Record wildfires last year made Canada one of the top four greenhouse gas emitters in the world, according to a study released Wednesday, August 27 by Nature, Ecology and Evolutionwhich also casts doubt on the future capacity of the country’s forests to capture and store significant amounts of carbon dioxide. In 2023, a significant number of fires swept across Canada, with 15 million hectares (or 4% of Canada’s total forest area) burned and more than 200,000 people evacuated.
By examining satellite data for the presence of carbon in smoke plumes from fires burning between May and September 2023, researchers determined that 2,371 megatons of carbon dioxide (CO2) and carbon monoxide (CO) were released. Canada thus moved from 11th to 4th place among the world’s largest emitters of CO2, behind China, the United States and India.
Researchers warn that the hot, dry weather that causes these fires is expected to become the norm by 2050 and is “It will likely lead to an increase in fire activity”. “This raises the question of whether potentially more frequent and intense fires in the coming decades will reduce the ability of Canadian forests to serve as carbon sinks.”Brendan Byrne, lead author of the study, told Agence France-Presse.
A catastrophic impact in certain regions
Canada’s boreal forest, a vast swath stretching from the Pacific Ocean to the Atlantic Ocean, contains significant amounts of sequestered carbon, and when vegetation in burned forests grows back over decades, the carbon released by fires is typically reabsorbed.

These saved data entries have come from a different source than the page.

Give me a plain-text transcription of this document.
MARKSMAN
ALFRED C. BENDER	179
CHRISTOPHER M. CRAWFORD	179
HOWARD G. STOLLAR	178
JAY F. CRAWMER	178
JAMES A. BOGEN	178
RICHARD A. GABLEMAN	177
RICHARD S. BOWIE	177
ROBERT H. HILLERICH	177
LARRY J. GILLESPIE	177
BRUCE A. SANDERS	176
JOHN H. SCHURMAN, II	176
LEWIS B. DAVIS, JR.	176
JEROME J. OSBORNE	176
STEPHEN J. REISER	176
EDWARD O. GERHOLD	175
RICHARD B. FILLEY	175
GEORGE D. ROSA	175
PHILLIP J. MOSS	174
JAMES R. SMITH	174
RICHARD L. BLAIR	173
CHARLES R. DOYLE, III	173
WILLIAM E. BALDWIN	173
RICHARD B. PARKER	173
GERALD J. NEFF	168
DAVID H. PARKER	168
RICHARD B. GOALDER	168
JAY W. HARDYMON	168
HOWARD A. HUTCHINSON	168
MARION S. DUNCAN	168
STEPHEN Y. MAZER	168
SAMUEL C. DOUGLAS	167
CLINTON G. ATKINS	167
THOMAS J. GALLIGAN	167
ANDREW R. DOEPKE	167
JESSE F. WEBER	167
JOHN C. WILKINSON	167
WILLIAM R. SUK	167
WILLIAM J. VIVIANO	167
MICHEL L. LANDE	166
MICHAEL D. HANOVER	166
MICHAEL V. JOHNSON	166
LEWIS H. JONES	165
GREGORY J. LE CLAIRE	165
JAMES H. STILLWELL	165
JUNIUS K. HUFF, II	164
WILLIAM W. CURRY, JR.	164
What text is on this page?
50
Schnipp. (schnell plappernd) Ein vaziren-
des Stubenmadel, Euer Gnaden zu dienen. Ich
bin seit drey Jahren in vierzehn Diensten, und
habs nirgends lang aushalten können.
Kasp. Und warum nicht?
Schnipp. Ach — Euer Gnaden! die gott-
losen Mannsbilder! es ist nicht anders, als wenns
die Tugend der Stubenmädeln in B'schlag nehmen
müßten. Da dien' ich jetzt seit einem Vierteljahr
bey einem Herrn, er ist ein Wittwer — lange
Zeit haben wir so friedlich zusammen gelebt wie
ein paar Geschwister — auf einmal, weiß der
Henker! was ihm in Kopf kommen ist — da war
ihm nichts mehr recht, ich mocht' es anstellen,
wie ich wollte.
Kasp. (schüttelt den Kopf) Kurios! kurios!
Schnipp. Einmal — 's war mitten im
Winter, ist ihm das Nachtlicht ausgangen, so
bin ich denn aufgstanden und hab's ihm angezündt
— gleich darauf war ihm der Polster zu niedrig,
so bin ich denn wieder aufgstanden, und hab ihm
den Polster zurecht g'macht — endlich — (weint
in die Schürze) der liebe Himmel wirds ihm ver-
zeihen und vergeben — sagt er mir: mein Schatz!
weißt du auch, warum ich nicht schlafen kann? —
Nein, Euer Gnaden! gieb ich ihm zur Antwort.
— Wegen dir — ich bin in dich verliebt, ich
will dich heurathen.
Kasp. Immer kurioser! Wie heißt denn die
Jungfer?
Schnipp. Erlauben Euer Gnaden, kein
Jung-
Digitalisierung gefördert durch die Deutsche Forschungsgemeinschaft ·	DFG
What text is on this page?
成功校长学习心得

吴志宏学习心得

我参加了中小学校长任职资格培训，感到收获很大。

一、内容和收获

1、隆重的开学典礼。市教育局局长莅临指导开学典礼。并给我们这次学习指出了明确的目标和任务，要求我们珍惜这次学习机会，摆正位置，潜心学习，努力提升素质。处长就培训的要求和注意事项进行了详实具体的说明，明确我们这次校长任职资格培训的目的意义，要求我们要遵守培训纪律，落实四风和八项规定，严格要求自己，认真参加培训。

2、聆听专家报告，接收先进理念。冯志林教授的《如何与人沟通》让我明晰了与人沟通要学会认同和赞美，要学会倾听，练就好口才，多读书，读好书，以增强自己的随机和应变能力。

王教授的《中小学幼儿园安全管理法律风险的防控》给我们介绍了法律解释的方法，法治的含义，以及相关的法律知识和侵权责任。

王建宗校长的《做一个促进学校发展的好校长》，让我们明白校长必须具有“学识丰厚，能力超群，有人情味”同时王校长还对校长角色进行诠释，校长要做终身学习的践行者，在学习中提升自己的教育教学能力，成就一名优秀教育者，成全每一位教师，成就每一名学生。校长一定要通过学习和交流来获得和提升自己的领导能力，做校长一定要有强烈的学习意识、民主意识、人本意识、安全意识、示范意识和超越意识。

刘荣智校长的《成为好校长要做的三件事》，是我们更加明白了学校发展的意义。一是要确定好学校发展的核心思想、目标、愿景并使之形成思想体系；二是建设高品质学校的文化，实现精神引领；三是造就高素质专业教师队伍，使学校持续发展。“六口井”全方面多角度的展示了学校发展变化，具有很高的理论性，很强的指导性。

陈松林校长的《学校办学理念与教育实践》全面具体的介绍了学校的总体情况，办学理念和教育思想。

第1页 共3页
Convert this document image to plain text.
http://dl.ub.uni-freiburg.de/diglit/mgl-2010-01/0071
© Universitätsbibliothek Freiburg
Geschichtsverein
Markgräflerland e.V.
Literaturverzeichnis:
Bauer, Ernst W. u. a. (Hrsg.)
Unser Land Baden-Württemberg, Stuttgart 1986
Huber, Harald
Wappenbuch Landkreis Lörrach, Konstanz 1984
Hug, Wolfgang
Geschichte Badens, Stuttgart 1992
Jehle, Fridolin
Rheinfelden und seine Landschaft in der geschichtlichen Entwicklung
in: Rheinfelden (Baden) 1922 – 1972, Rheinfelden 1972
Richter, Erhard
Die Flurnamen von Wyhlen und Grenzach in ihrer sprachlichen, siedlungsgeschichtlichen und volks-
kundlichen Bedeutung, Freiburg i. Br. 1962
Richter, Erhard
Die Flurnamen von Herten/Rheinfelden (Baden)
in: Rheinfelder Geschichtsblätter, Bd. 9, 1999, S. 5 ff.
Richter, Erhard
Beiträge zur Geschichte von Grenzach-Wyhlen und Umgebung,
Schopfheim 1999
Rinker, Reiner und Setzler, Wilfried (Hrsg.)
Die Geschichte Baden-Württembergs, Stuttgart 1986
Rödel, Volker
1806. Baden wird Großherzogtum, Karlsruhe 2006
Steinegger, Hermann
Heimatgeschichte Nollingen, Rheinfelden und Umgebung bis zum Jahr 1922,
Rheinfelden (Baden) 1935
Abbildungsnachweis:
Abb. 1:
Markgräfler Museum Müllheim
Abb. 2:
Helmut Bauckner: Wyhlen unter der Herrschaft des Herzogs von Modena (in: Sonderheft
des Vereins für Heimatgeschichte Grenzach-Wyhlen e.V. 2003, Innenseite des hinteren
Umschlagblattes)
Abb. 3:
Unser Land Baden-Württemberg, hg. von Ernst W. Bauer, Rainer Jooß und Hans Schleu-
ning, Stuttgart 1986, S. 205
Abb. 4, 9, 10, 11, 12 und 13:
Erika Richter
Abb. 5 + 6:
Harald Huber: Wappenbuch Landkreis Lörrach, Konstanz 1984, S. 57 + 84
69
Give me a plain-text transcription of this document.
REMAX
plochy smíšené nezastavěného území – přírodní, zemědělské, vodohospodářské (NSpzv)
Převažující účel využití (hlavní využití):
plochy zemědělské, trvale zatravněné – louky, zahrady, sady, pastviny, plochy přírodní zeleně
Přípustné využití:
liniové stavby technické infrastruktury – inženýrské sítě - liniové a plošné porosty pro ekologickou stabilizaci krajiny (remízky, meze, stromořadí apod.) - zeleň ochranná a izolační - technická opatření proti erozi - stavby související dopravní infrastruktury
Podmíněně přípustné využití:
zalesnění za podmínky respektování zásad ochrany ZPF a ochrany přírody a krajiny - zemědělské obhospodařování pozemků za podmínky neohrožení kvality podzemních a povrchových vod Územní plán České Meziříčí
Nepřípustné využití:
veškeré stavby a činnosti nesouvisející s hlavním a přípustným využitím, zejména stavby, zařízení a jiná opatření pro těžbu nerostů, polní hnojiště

However, the increase in the magnitude and number of fires, associated with droughts in certain regions, could slow down the regeneration of forests and “prevent carbon uptake”According to the study, Canada must adjust its permitted fossil fuel emissions downwards to “offsetting the reduction in carbon uptake by forests”concludes the study.
The Canadian government agreed in the Paris Agreement to cut carbon emissions by 40 to 45% by 2030 compared with 2005 levels. Human activity has warmed the planet over the past two decades, and the frequency and intensity of extreme wildfires have more than doubled worldwide, according to another study published in June in the same journal.
Canada’s wildfire season has been calmer this year, but it still had a catastrophic impact in some regions, including the western resort town of Jasper, which was partially destroyed in July.